Slaughter has a lot of sage advice for ways in which we can progress culturally to make this a reality, but her entire article is heavily underscored with the idea that everything will be harder for women because we are more naturally inclined toward family life. Not only that, but it defines 'having it all' in the narrowest sense possible: a truly flag-waving, apple-pie-eating American definition of a life fulfilled, even while she suggests that we move away from placing the onus on careers as definitive of self-worth.
'Having it all' sounds terribly spoilt, doesn't it? For Slaughter, it means 'having a (high-powered) career and a family life, but when magazines and newspapers talk of women 'having it all', there's often an inbuilt assumption that this 'all' that we are supposed to possess is something that men already have, and that we need to achieve parity with them. A happy world in which we all 'have it all' may sound Utopian, because it is, but it is also a rather modern idea, built around capitalistic notions of self-gratification. Considering the fact that one of the top regrets posited by dying men is that they worked too hard and didn't spend enough time with their families, it's somewhat simplistic to assume that they are the lucky proprietors of this 'all', and that, in the interests of fairness, we must have it too. We're not sure if we even want it - it sounds tiring.

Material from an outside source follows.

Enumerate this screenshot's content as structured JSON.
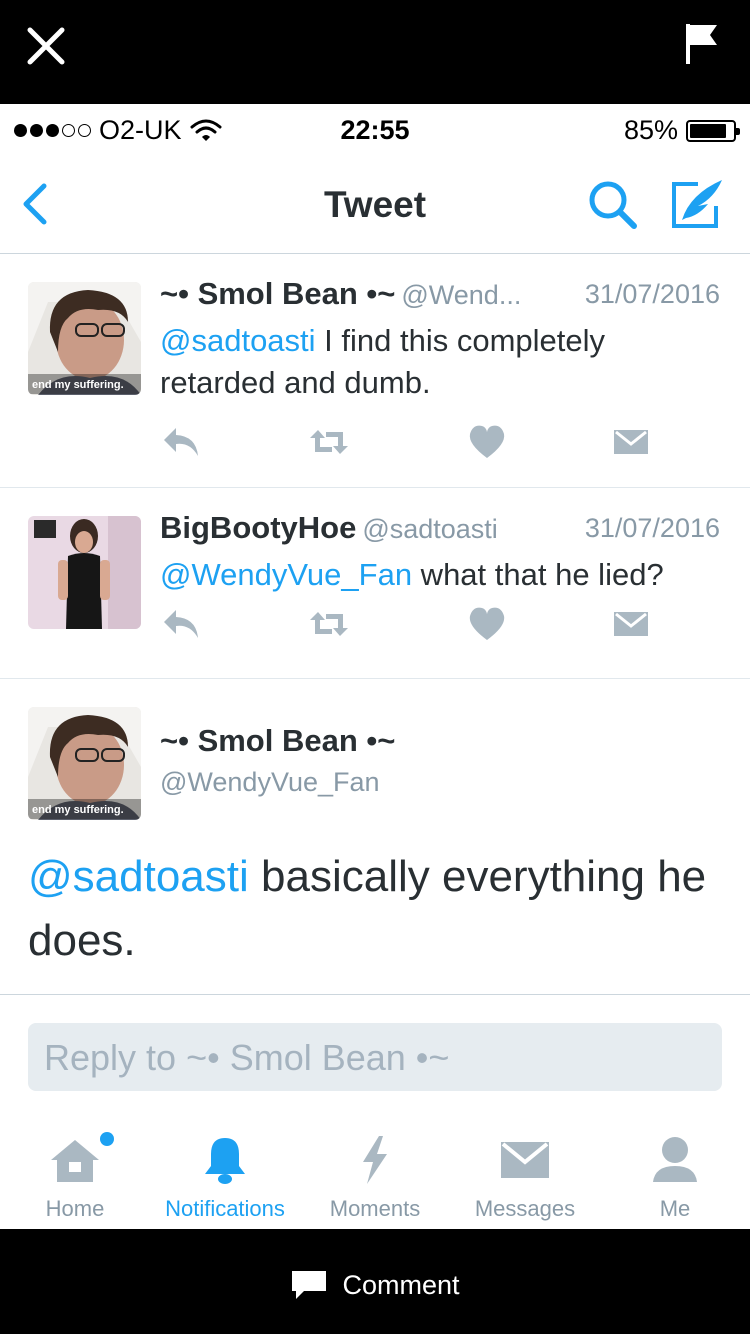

The 'feminism' that Slaughter attacks is a straw woman. Feminism was never really about slotting seamlessly into a male-dominated capitalist system, it was a revolutionary social movement. Germaine Greer once said: "I wanted to liberate women from the vacuum cleaner, not put them on the board of Hoover". Quite. Slaughter writes about feminism as though it were a product that she bought and consumed, which then failed to live up to her expectations. Now she wants to take it back to the she shop because she didn't get to spend enough time with her children. We're not buying it.
Of course, Slaughter acknowledges that her argument is only relevant to women at the very highest echelons of the American power structure. So, not single mothers or low paid wage-slaves, but highly educated and ambitious women with certain expectations. In other words, it doesn't apply to most of us, here or in the States. Slaughter speaks of video-conferencing technology; of schools with hours that reflect office life; of paternity leave as enshrined as its female counterpart so that both partners take parenting seriously and mutually from the outset. But you can't work remotely from a supermarket checkout, and Slaughter's notion that changes to working patterns will 'trickle down' to the proles has a patronising whiff about it. Come! We will lead the poor into the Elysian Fields of equality!

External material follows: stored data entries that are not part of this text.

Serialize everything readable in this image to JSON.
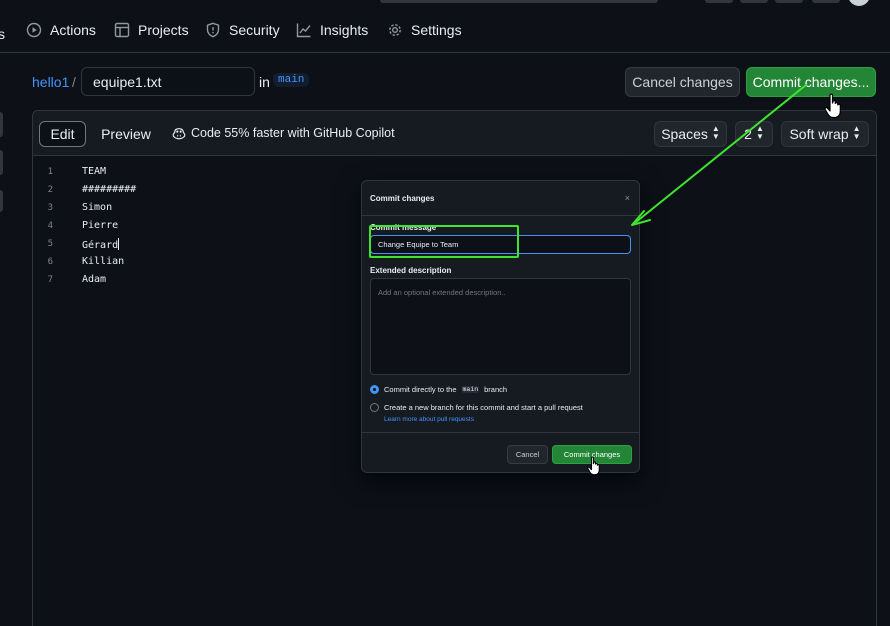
{
  "nav": {
    "tabs": [
      {
        "label": "Actions",
        "icon": "play-circle-icon"
      },
      {
        "label": "Projects",
        "icon": "table-icon"
      },
      {
        "label": "Security",
        "icon": "shield-icon"
      },
      {
        "label": "Insights",
        "icon": "graph-icon"
      },
      {
        "label": "Settings",
        "icon": "gear-icon"
      }
    ]
  },
  "header": {
    "repo": "hello1",
    "separator": "/",
    "filename": "equipe1.txt",
    "in_label": "in",
    "branch": "main",
    "cancel_label": "Cancel changes",
    "commit_label": "Commit changes..."
  },
  "editor": {
    "edit_tab": "Edit",
    "preview_tab": "Preview",
    "copilot_text": "Code 55% faster with GitHub Copilot",
    "indent_mode": "Spaces",
    "indent_size": "2",
    "wrap_mode": "Soft wrap",
    "lines": [
      {
        "n": "1",
        "text": "TEAM"
      },
      {
        "n": "2",
        "text": "#########"
      },
      {
        "n": "3",
        "text": "Simon"
      },
      {
        "n": "4",
        "text": "Pierre"
      },
      {
        "n": "5",
        "text": "Gérard"
      },
      {
        "n": "6",
        "text": "Killian"
      },
      {
        "n": "7",
        "text": "Adam"
      }
    ]
  },
  "modal": {
    "title": "Commit changes",
    "close": "×",
    "message_label": "Commit message",
    "message_value": "Change Equipe to Team",
    "description_label": "Extended description",
    "description_placeholder": "Add an optional extended description..",
    "option_direct_prefix": "Commit directly to the",
    "option_direct_branch": "main",
    "option_direct_suffix": "branch",
    "option_new_branch": "Create a new branch for this commit and start a pull request",
    "learn_more": "Learn more about pull requests",
    "cancel_label": "Cancel",
    "commit_label": "Commit changes"
  },
  "colors": {
    "accent_green": "#238636",
    "link_blue": "#4493f8",
    "annotation_green": "#3fe52d",
    "background": "#0d1117"
  }
}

The ruthlessly capitalist system in place in the US has more flaws in it than Slaughter cares to see. Of course, as is often with these things, her argument is entirely coloured by her own experiences. Which is why the debate is highly charged: almost every woman involved will have made her own choices and her own compromises and it's only natural to defend that.
This weekend, we asked a mother of nine children about 'having it all', and she said: "If they'd offered it to me on a plate I would have been too knackered to take it". Having children is exhausting, and the unfair division of domestic labour, aka 'the final feminist frontier', is barely touched upon in Slaughter's article. Perhaps what we need is some kind of conference that combines legislative reform with napping, because at the moment, the only women involved in the debate are the ones who aren't covered in baby sick. Because unlike Slaughter's argument, feminism is for everyone.